In the wake of the September 11 terrorist attacks on New York and Washington, the dotcom frenzy and the Y2K crisis seem trivial.

Analysts have rushed to compare the impact on the financial system with previous crises, such as the Gulf war or the assassination of JFK. But there may be a closer parallel with events leading up to the bubble of early 2000.

On each occasion, the Fed has taken drastic action to make funds available to the financial system. Since September 11, the central bank has opened all the spigots of monetary policy. It cut rates sharply before the US stock markets reopened last Monday. It has lent more than ever through its discount window, the last resort for banks seeking to borrow, and entered into unprecedented currency swap lines with other central banks.

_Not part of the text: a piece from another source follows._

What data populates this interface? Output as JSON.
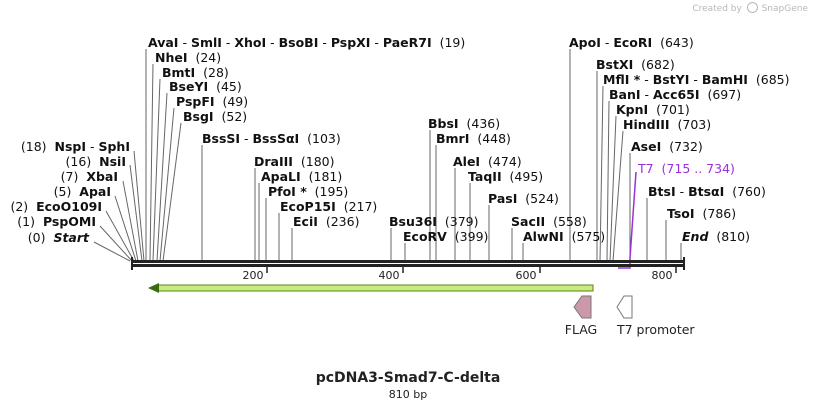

In the process, the central bank made clear it expected the Fed funds rate to drop well below its target of 3 per cent. Indeed, at one stage last week the rate dropped to 0.25 per cent. Banks needed the funds. The assault on the World Trade Center was more than a murderous attack on the tens of thousands working in New York's financial district; it was a strike at the often ignored infrastructure of Wall Street - the pipes and plumbing of the world's busiest financial centre. In the hours after the tragedy, payments jammed in the system as banks argued about who had paid what, to whom, and when.

Although central bank action can never compare with the efforts and sacrifice of paramedics and firefighters, it is fair to say that, under these extraordinary circumstances, the Fed acted as a fourth rescue service, one bent on saving the financial system.

Y2K, by comparison, was a false alarm. The Fed made funds available to institutions that, as it turned out, had no need of them. Critics contend that the central bank's action helped create the stock market bubble, by indirectly providing banks and investors with the wherewithal to back Pets.com and its like. According to this critique, when the crisis failed to materialise, the Fed's clawing back of excess liquidity helped trigger the crash.

Now the Fed finds itself with a sharper version of that dilemma. This time, its prompt and necessary stimulus has helped alleviate a short-term crisis. But within weeks the monetary easing will be augmented by federal aid, insurance pay-outs, the $15bn package of support for ailing airlines, and the possibility of broader economic assistance.

That prospect appears to be spooking the bond market. The price of the 30-year Treasury bond fell sharply last week. Alan Greenspan, the Fed chairman, told Congress on Thursday he was worried about the rise in long-term interest rates, which risks choking off recovery by raising the cost of borrowing. He warned against precipitate approval of a wider economic stimulus that could unbalance the economy.

Whether the long bond's slide represents a danger does, of course, depend on why investors are selling it. It could be a symptom of fear, as investors seek cash or more liquid instruments. It could represent concern about the amount of spending needed to fund the disaster relief effort, a military campaign and a possible economic bail-out. Or, more benignly, it could simply be a short-term reaction to increased supply at the long end of the yield curve.

Mr Greenspan finds himself in the uncomfortable position of appearing disloyal if he digs his heels in on further economic recovery plans, or imprudent if he lets the economic floodgates open. He knows, however, the Fed will have to deal with the consequences - as it did after the millennium bomb fizzled. The difference is that adjusting monetary policy at a time of unprecedented gloom and uncertainty is far more delicate than doing so when investors are over-exuberant.

In a world preoccupied by the threats of today and tomorrow, it may seem academic - even unpatriotic - to be considering the impact of policy decisions a quarter hence. But that is the difference between running the fire department and running the Federal Reserve.